Sun, May 29, 2016 - Page 14 News List

Security, foreign pullout weigh on Afghanistan town

By Guillaume Decamme  /  AFP, HAIRATAN, Afghanistan

Border police personnel stand guard on the Afghan side of the Afghanistan-Uzbekistan bridge in Hairatan, Afghanistan, on March 20.

Photo: AFP

Some days there is no train at all crossing the bridge to Uzbekistan, said a customs officer in Hairatan, formerly a teeming Silk Road border town whose decline is a barometer of economic depression in Afghanistan’s north.

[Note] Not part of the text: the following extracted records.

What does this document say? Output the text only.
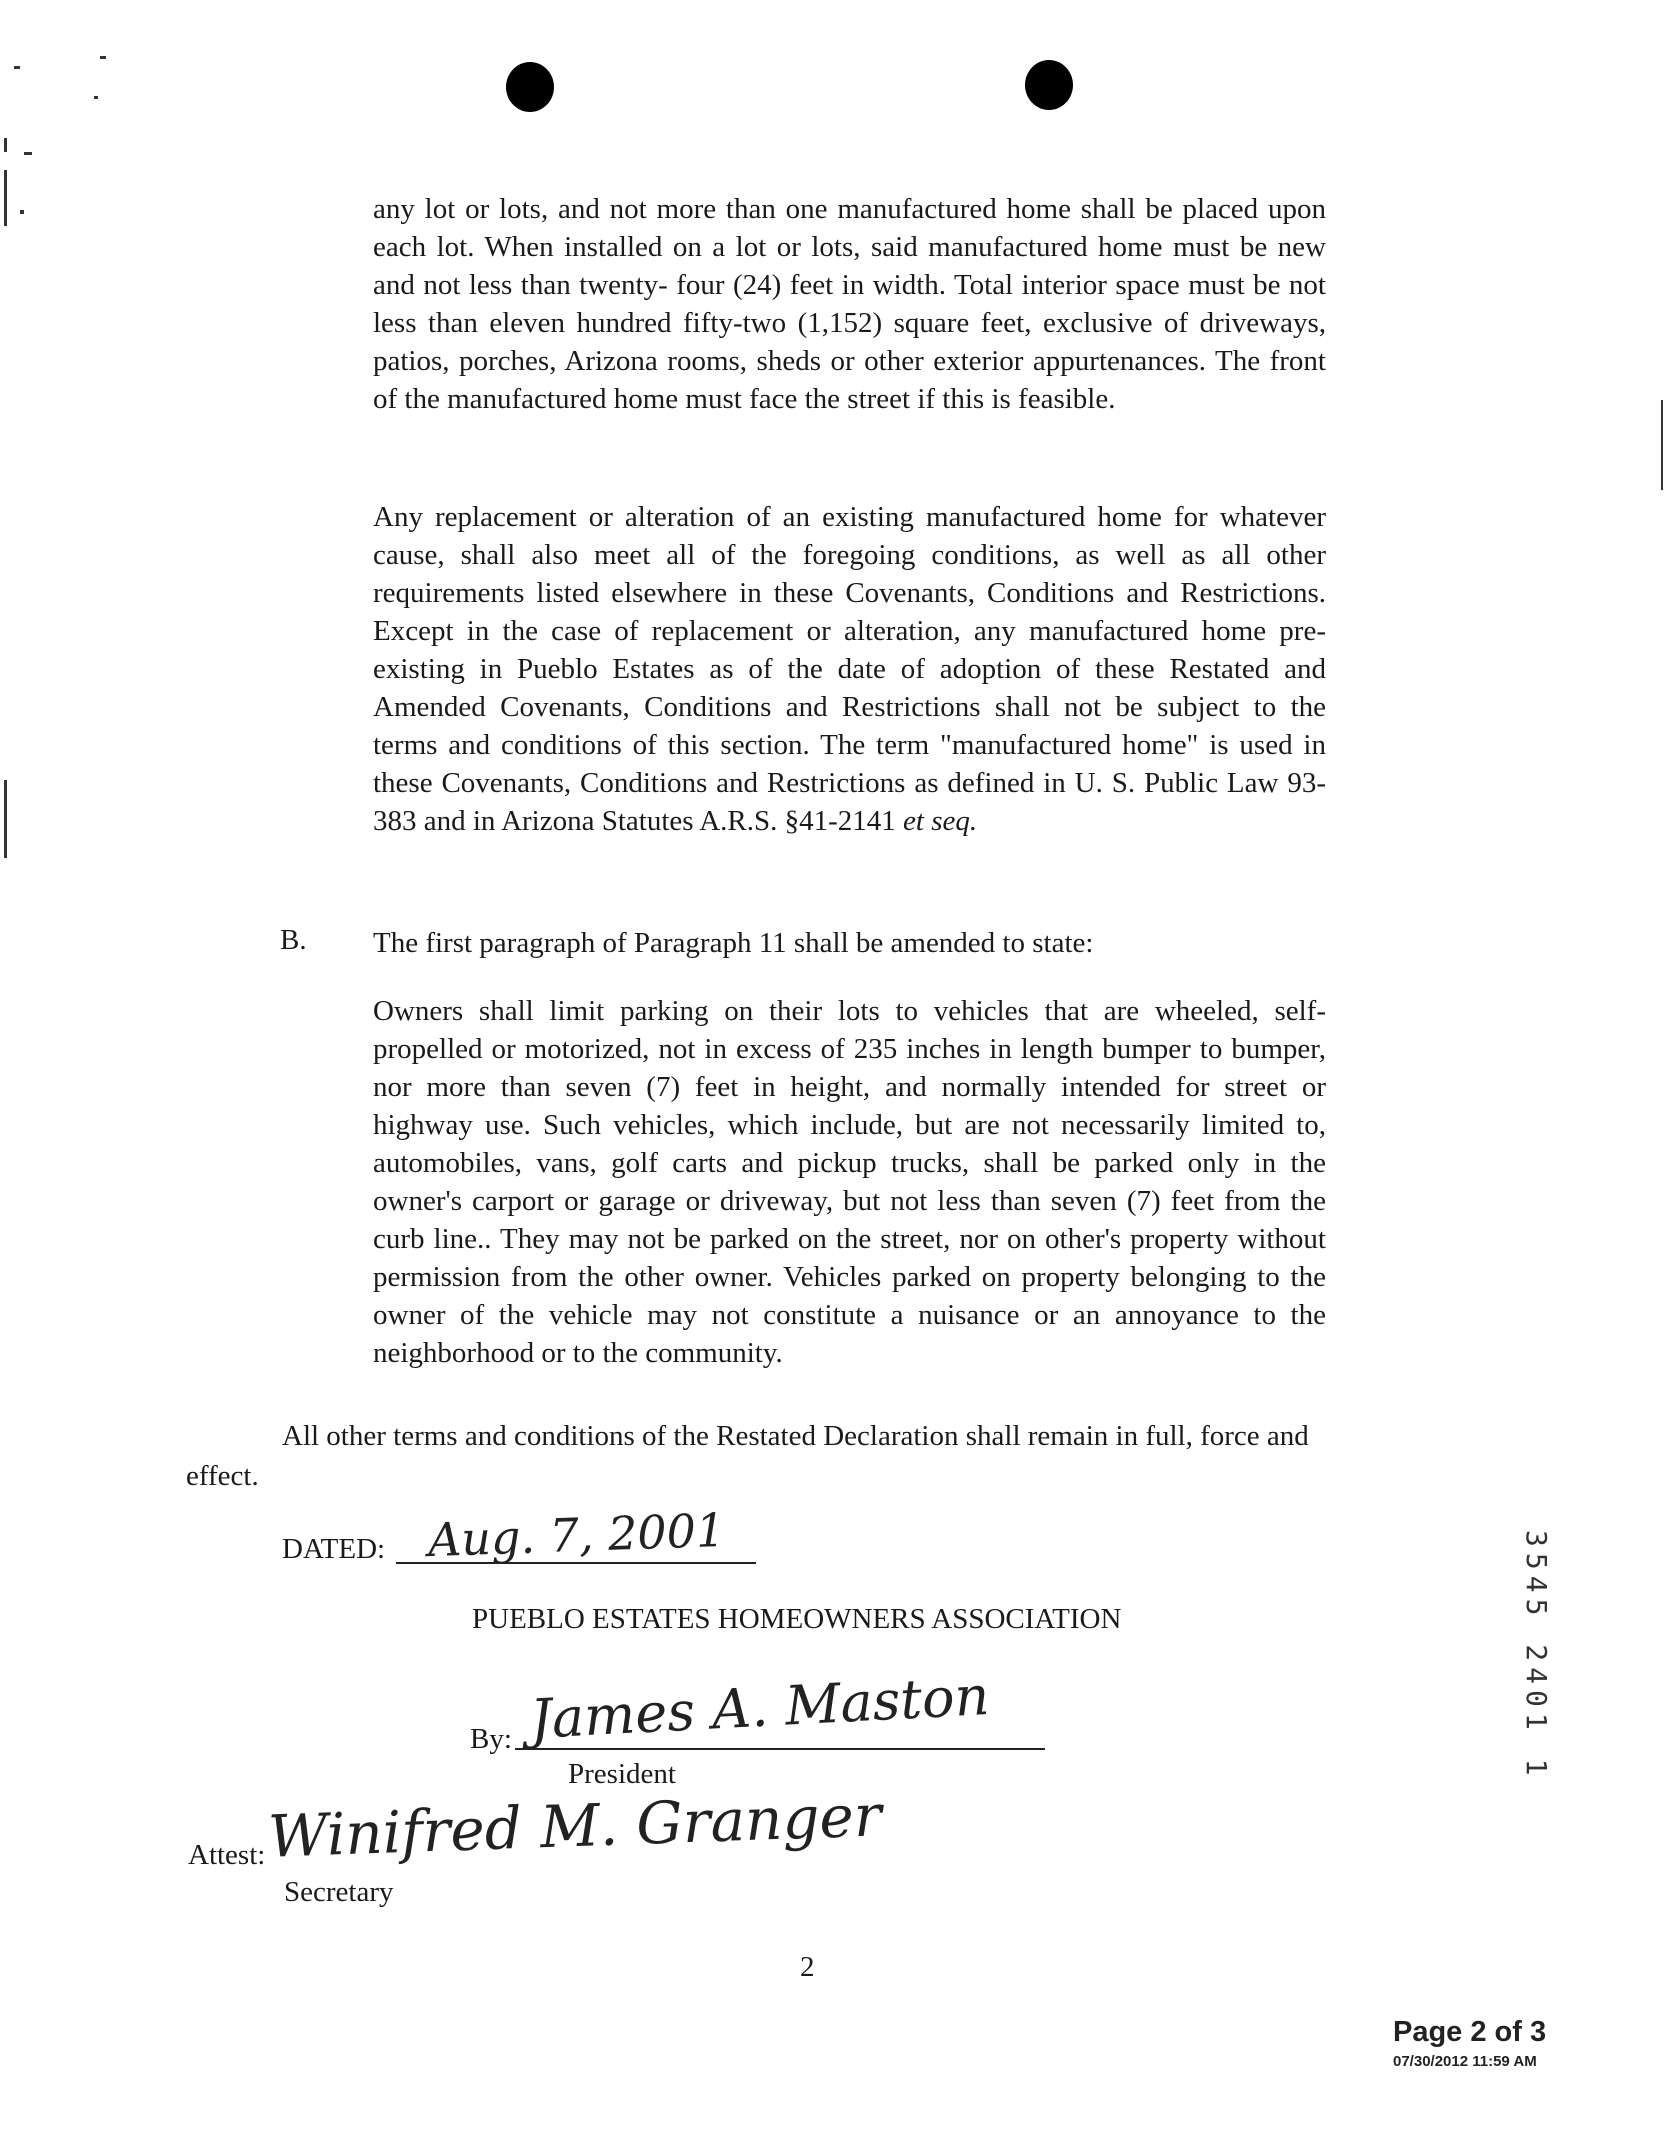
any lot or lots, and not more than one manufactured home shall be placed upon each lot. When installed on a lot or lots, said manufactured home must be new and not less than twenty- four (24) feet in width. Total interior space must be not less than eleven hundred fifty-two (1,152) square feet, exclusive of driveways, patios, porches, Arizona rooms, sheds or other exterior appurtenances. The front of the manufactured home must face the street if this is feasible.
Any replacement or alteration of an existing manufactured home for whatever cause, shall also meet all of the foregoing conditions, as well as all other requirements listed elsewhere in these Covenants, Conditions and Restrictions. Except in the case of replacement or alteration, any manufactured home pre-existing in Pueblo Estates as of the date of adoption of these Restated and Amended Covenants, Conditions and Restrictions shall not be subject to the terms and conditions of this section. The term "manufactured home" is used in these Covenants, Conditions and Restrictions as defined in U. S. Public Law 93-383 and in Arizona Statutes A.R.S. §41-2141 et seq.
B. The first paragraph of Paragraph 11 shall be amended to state:
Owners shall limit parking on their lots to vehicles that are wheeled, self-propelled or motorized, not in excess of 235 inches in length bumper to bumper, nor more than seven (7) feet in height, and normally intended for street or highway use. Such vehicles, which include, but are not necessarily limited to, automobiles, vans, golf carts and pickup trucks, shall be parked only in the owner's carport or garage or driveway, but not less than seven (7) feet from the curb line.. They may not be parked on the street, nor on other's property without permission from the other owner. Vehicles parked on property belonging to the owner of the vehicle may not constitute a nuisance or an annoyance to the neighborhood or to the community.
All other terms and conditions of the Restated Declaration shall remain in full, force and
effect.
DATED: Aug. 7, 2001
PUEBLO ESTATES HOMEOWNERS ASSOCIATION
By: James A. Maston
President
Attest: Winifred M. Granger
Secretary
2
3545 2401 1
Page 2 of 3
07/30/2012 11:59 AM
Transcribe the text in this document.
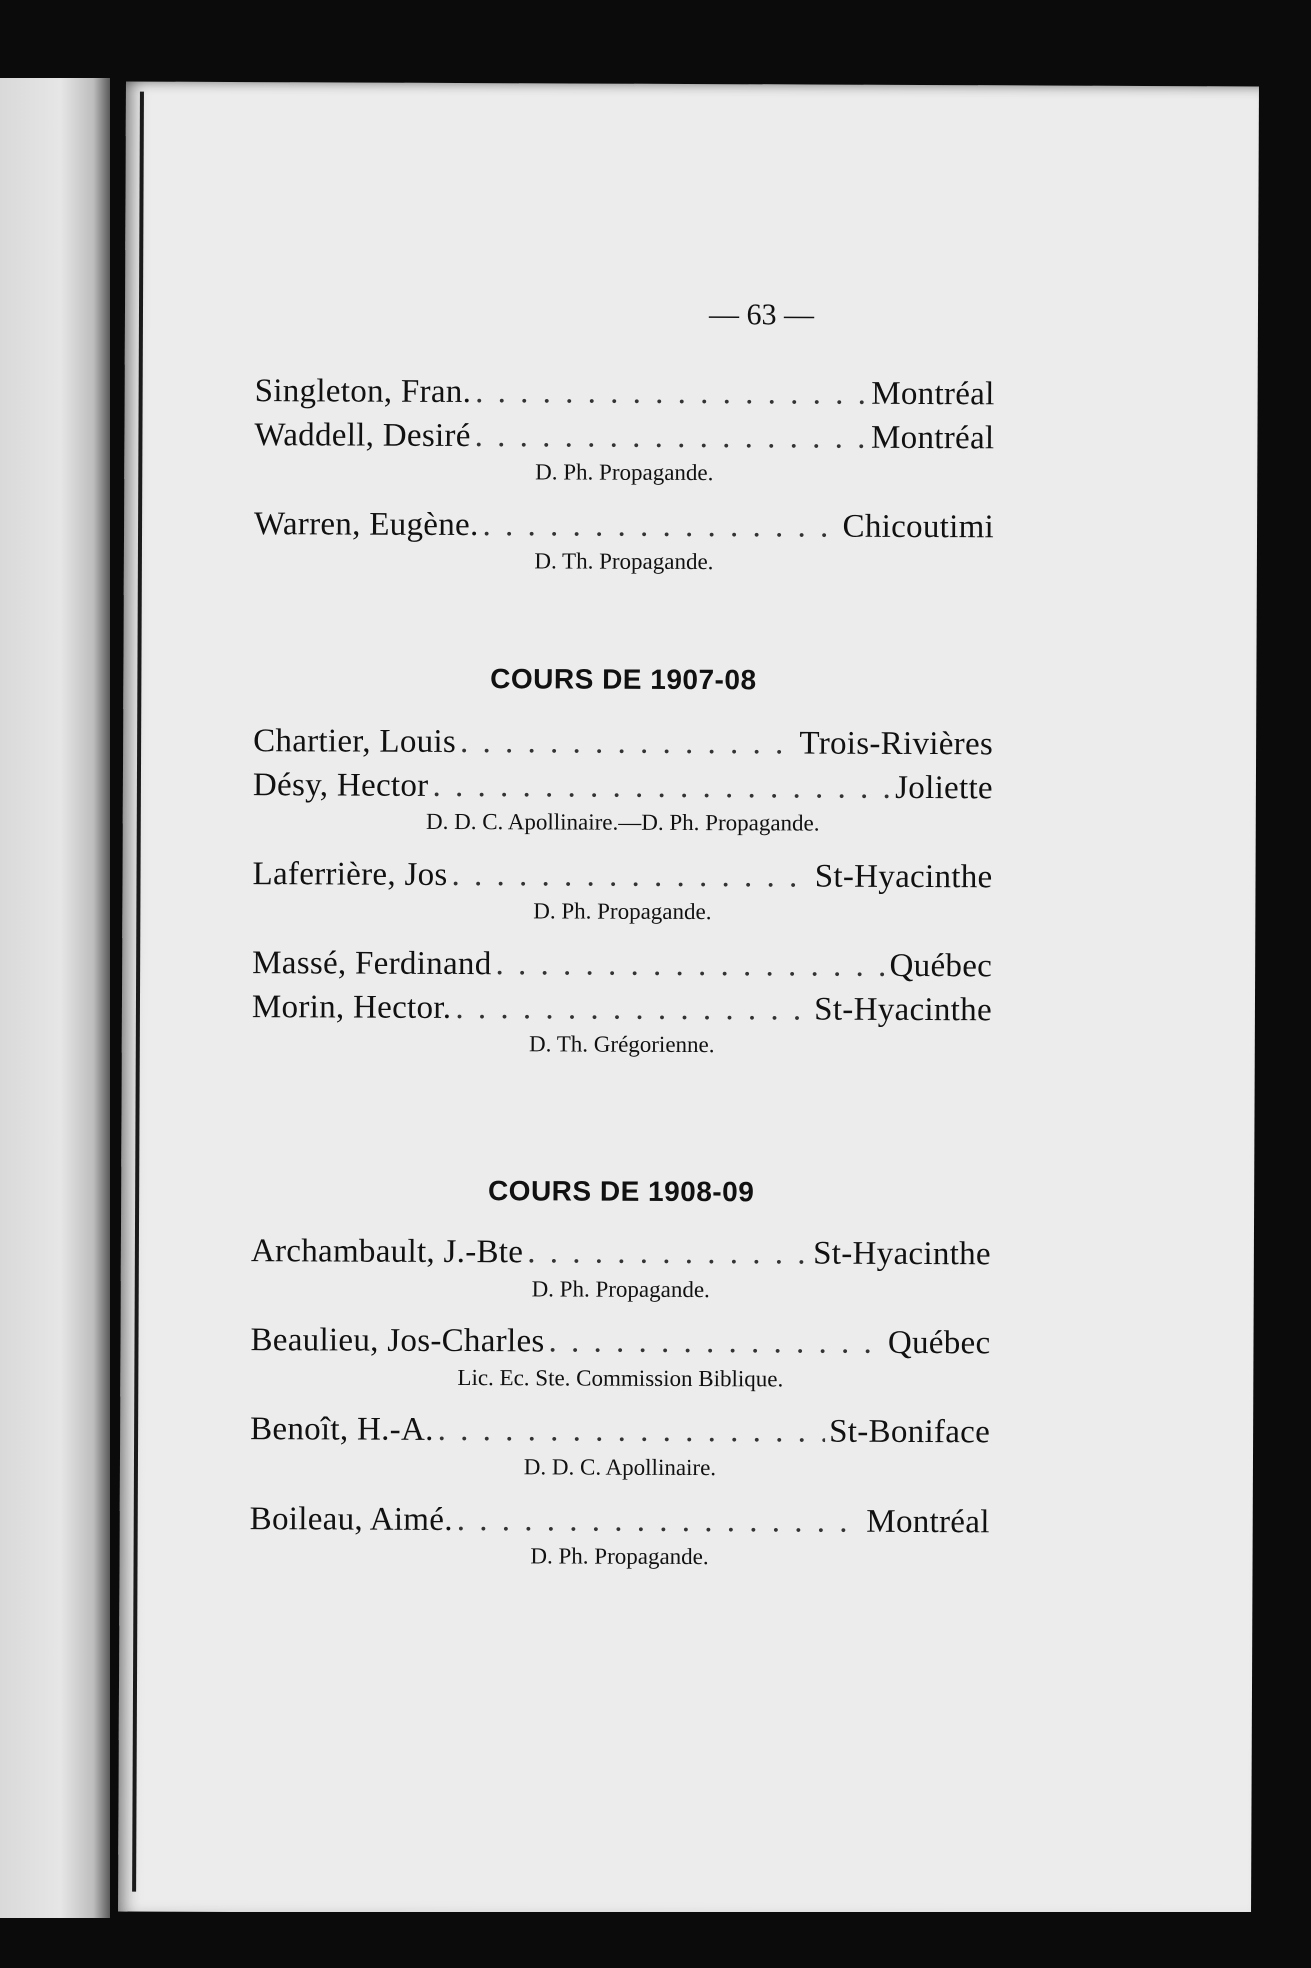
— 63 —
Singleton, Fran. . . .	Montréal
Waddell, Desiré . . .	Montréal
D. Ph. Propagande.
Warren, Eugène. . . .	Chicoutimi
D. Th. Propagande.
COURS DE 1907-08
Chartier, Louis . . .	Trois-Rivières
Désy, Hector . . .	Joliette
D. D. C. Apollinaire.—D. Ph. Propagande.
Laferrière, Jos . . .	St-Hyacinthe
D. Ph. Propagande.
Massé, Ferdinand . . .	Québec
Morin, Hector. . . .	St-Hyacinthe
D. Th. Grégorienne.
COURS DE 1908-09
Archambault, J.-Bte . . .	St-Hyacinthe
D. Ph. Propagande.
Beaulieu, Jos-Charles . . .	Québec
Lic. Ec. Ste. Commission Biblique.
Benoît, H.-A. . . .	St-Boniface
D. D. C. Apollinaire.
Boileau, Aimé. . . .	Montréal
D. Ph. Propagande.
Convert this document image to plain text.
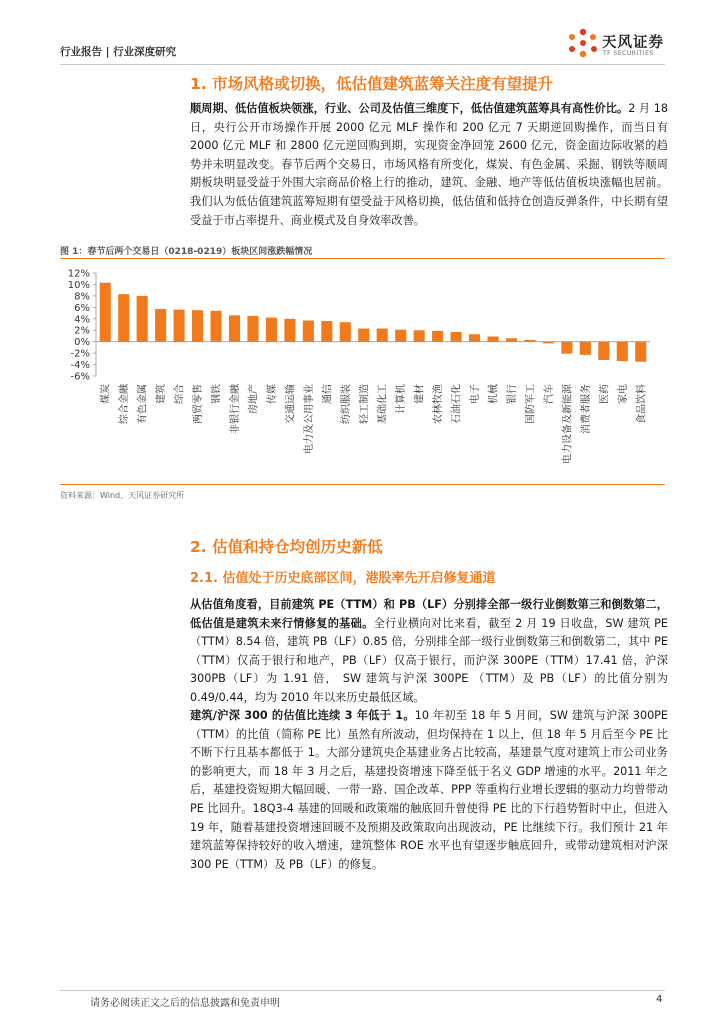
行业报告 | 行业深度研究
天风证券
TF SECURITIES
1. 市场风格或切换，低估值建筑蓝筹关注度有望提升
顺周期、低估值板块领涨，行业、公司及估值三维度下，低估值建筑蓝筹具有高性价比。2 月 18 日，央行公开市场操作开展 2000 亿元 MLF 操作和 200 亿元 7 天期逆回购操作，而当日有 2000 亿元 MLF 和 2800 亿元逆回购到期，实现资金净回笼 2600 亿元，资金面边际收紧的趋势并未明显改变。春节后两个交易日，市场风格有所变化，煤炭、有色金属、采掘、钢铁等顺周期板块明显受益于外围大宗商品价格上行的推动，建筑、金融、地产等低估值板块涨幅也居前。我们认为低估值建筑蓝筹短期有望受益于风格切换，低估值和低持仓创造反弹条件，中长期有望受益于市占率提升、商业模式及自身效率改善。
图 1：春节后两个交易日（0218-0219）板块区间涨跌幅情况
12%
10%
8%
6%
4%
2%
0%
-2%
-4%
-6%
煤炭 综合金融 有色金属 建筑 综合 两贸零售 钢铁 非银行金融 房地产 传媒 交通运输 电力及公用事业 通信 纺织服装 轻工制造 基础化工 计算机 建材 农林牧渔 石油石化 电子 机械 银行 国防军工 汽车 电力设备及新能源 消费者服务 医药 家电 食品饮料
资料来源：Wind、天风证券研究所
2. 估值和持仓均创历史新低
2.1. 估值处于历史底部区间，港股率先开启修复通道
从估值角度看，目前建筑 PE（TTM）和 PB（LF）分别排全部一级行业倒数第三和倒数第二，低估值是建筑未来行情修复的基础。全行业横向对比来看，截至 2 月 19 日收盘，SW 建筑 PE（TTM）8.54 倍，建筑 PB（LF）0.85 倍，分别排全部一级行业倒数第三和倒数第二，其中 PE（TTM）仅高于银行和地产，PB（LF）仅高于银行，而沪深 300PE（TTM）17.41 倍，沪深 300PB（LF）为 1.91 倍， SW 建筑与沪深 300PE （TTM）及 PB（LF）的比值分别为 0.49/0.44，均为 2010 年以来历史最低区域。
建筑/沪深 300 的估值比连续 3 年低于 1。10 年初至 18 年 5 月间，SW 建筑与沪深 300PE（TTM）的比值（简称 PE 比）虽然有所波动，但均保持在 1 以上，但 18 年 5 月后至今 PE 比不断下行且基本都低于 1。大部分建筑央企基建业务占比较高，基建景气度对建筑上市公司业务的影响更大，而 18 年 3 月之后，基建投资增速下降至低于名义 GDP 增速的水平。2011 年之后，基建投资短期大幅回暖、一带一路、国企改革、PPP 等重构行业增长逻辑的驱动力均曾带动 PE 比回升。18Q3-4 基建的回暖和政策端的触底回升曾使得 PE 比的下行趋势暂时中止，但进入 19 年，随着基建投资增速回暖不及预期及政策取向出现波动，PE 比继续下行。我们预计 21 年建筑蓝筹保持较好的收入增速，建筑整体 ROE 水平也有望逐步触底回升，或带动建筑相对沪深 300 PE（TTM）及 PB（LF）的修复。
请务必阅读正文之后的信息披露和免责申明	4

“The camel driver is at work; the caravan is being readied,” wrote the mystic poet Rumi, born in Balkh Province, where Hairatan is located and through which passes one of the routes of the ancient trade network. “He asks why we travelers are asleep.”

Eight centuries later, sleep has won in Balkh, and Hairatan sees few travelers — a situation local entrepreneurs and politicians attribute to insecurity and the departure of foreign troops.

“Three years ago, you had to wait five or six days for a boat to become free and bring our goods across the river Amu Darya from Uzbekistan to Afghanistan. There was a real bottleneck,” importer Mohammed Afzal Joya said.

“Today there is no longer any boat,” he said in Mazar-i-Sharif, the largest city near Hairatan.

“If two freight trains cross the bridge in a day, this is Peru,” said the chief of the Hairatan rail yard, who requested anonymity.

Behind him, trucks marked with Cyrillic characters wait for a hypothetical load.

Hairatan, the only crossing between Afghanistan and Uzbekistan, is an ominous bellwether of economic activity in northern Afghanistan. It is here, and at four other entry points on the borders with Tajikistan and Turkmenistan, that building materials, flour and household products are exported from Central Asia to Afghanistan.

The Afghan economy is in bad shape, its labor market struggling to absorb a young and often unskilled workforce. The Afghan Ministry of Labor says 22 percent of the workforce is unemployed, while 16 percent are in odd jobs.

This is in part because, apart from saffron, some cotton and grapes, war-torn Afghanistan does not produce much else.

The little Afghanistan does export is hit with “prohibitive taxes” levied by Central Asian nations, Balkh Chamber of Commerce vice president Mir Abdul Wahab Delsouz said.

He accuses Afghanistan’s neighbors of “keeping our goods in stations or ports” for fear of competition. In the end, the overall picture is alarming.

“Trade between Central Asia and Afghanistan fell by 60 percent [last year] compared with 2010,” Delsouz said.

The bleak economic prospects have driven thousands of Afghans to make the perilous journey to Europe. The depression is felt in a Mazar-i-Sharif market, where Hasibullah sells imported flour from Kazakhstan, via Uzbekistan and Hairatan.

“Customers no longer come as they did three or four years ago. People are out of work. They used to buy 50kg at once, now it’s more like four,” he said.

Entrepreneurs and political leaders agree that the end of the NATO combat mission in Afghanistan in late 2014 sounded the death knell for the local economy, which had experienced a rebirth with the fall of the Taliban regime in 2001.

Hajji Walid Akbarzada, a building materials importer, said development aid has dried up with the departure of the military.

“Before, foreigners had many assistance programs and were building their facilities, but they left, and there are no more projects,” said the entrepreneur, who brought iron bars and metal products from Uzbekistan.

Turnover fell 70 percent in the past three years and he had to lay off 20 of his 26 employees.